When multivariate data are used, the correlation coefficeints of the pair comparisons are displayed in a table form known as correlation matrix or scatterplot matrix.
There are three broad reasons for computing a correlation matrix.
- To reveal the relationship between high-dimensional variables pair-wisely.
- To input into other analyses. For example, people commonly use correlation matrices as inputs for exploratory factor analysis, confirmatory factor analysis, structural equation models, and linear regression when excluding missing values pairwise.
- As a diagnostic when checking other analyses. For example, with linear regression a high amount of correlations suggests that the linear regression’s estimates will be unreliable.
When the data is large, both in terms of the number of observations and the number of variables, [Corrgram](http://www.datavis.ca/papers/corrgram.pdf) tend to be used to visually explore and analyse the structure and the patterns of relations among variables. It is designed based on two main schemes:
- Rendering the value of a correlation to depict its sign and magnitude, and
- Reordering the variables in a correlation matrix so that “similar” variables are positioned adjacently, facilitating perception.

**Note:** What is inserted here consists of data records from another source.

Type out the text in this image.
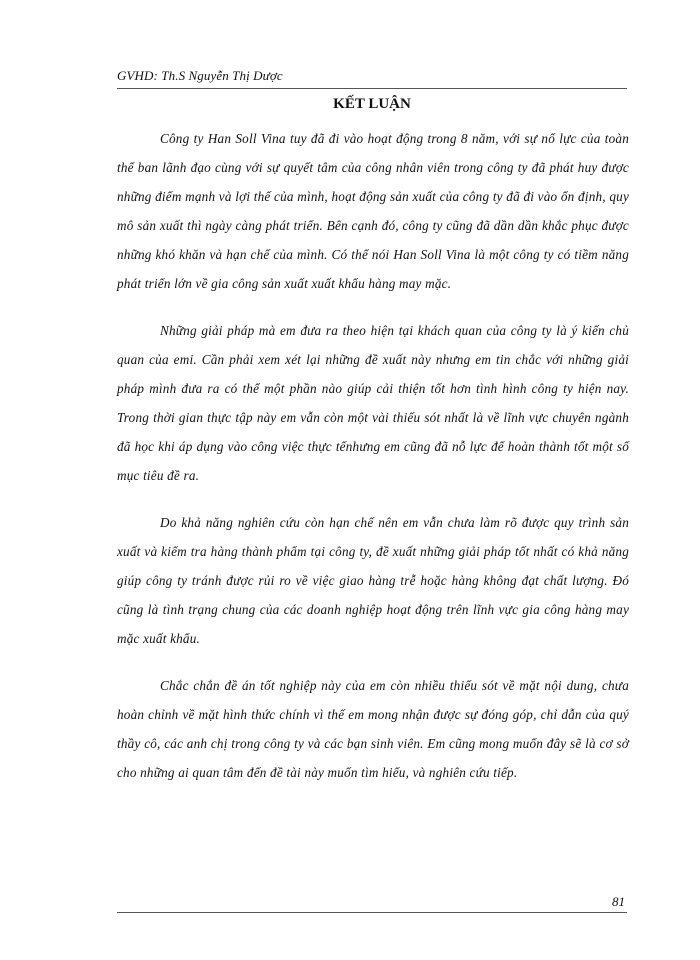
GVHD: Th.S Nguyễn Thị Dược
KẾT LUẬN

Công ty Han Soll Vina tuy đã đi vào hoạt động trong 8 năm, với sự nổ lực của toàn thể ban lãnh đạo cùng với sự quyết tâm của công nhân viên trong công ty đã phát huy được những điểm mạnh và lợi thế của mình, hoạt động sản xuất của công ty đã đi vào ổn định, quy mô sản xuất thì ngày càng phát triển. Bên cạnh đó, công ty cũng đã dần dần khắc phục được những khó khăn và hạn chế của mình. Có thể nói Han Soll Vina là một công ty có tiềm năng phát triển lớn về gia công sản xuất xuất khẩu hàng may mặc.

Những giải pháp mà em đưa ra theo hiện tại khách quan của công ty là ý kiến chủ quan của emi. Cần phải xem xét lại những đề xuất này nhưng em tin chắc với những giải pháp mình đưa ra có thể một phần nào giúp cải thiện tốt hơn tình hình công ty hiện nay. Trong thời gian thực tập này em vẫn còn một vài thiếu sót nhất là về lĩnh vực chuyên ngành đã học khi áp dụng vào công việc thực tếnhưng em cũng đã nỗ lực để hoàn thành tốt một số mục tiêu đề ra.

Do khả năng nghiên cứu còn hạn chế nên em vẫn chưa làm rõ được quy trình sản xuất và kiểm tra hàng thành phẩm tại công ty, đề xuất những giải pháp tốt nhất có khả năng giúp công ty tránh được rủi ro về việc giao hàng trễ hoặc hàng không đạt chất lượng. Đó cũng là tình trạng chung của các doanh nghiệp hoạt động trên lĩnh vực gia công hàng may mặc xuất khẩu.

Chắc chắn đề án tốt nghiệp này của em còn nhiều thiếu sót về mặt nội dung, chưa hoàn chỉnh về mặt hình thức chính vì thế em mong nhận được sự đóng góp, chỉ dẫn của quý thầy cô, các anh chị trong công ty và các bạn sinh viên. Em cũng mong muốn đây sẽ là cơ sở cho những ai quan tâm đến đề tài này muốn tìm hiểu, và nghiên cứu tiếp.

81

In this hands-on exercise, you will learn how to plot data visualisation for visualising correlation matrix with R. It consists of three main sections. First, you will learn how to create correlation matrix using [*pairs()*](https://www.rdocumentation.org/packages/graphics/versions/3.6.0/topics/pairs) of R Graphics. Next, you will learn how to plot corrgram using **corrplot** package of R. Lastly, you will learn how to create an interactive correlation matrix using plotly R.
# 9.2 Getting Started
Before you get started, you are required to open a new Quarto document. Keep the default html authoring format. Next, you will use the code chunk below to install and launch **corrplot**, **ggpubr**, **plotly** and **tidyverse** in RStudio.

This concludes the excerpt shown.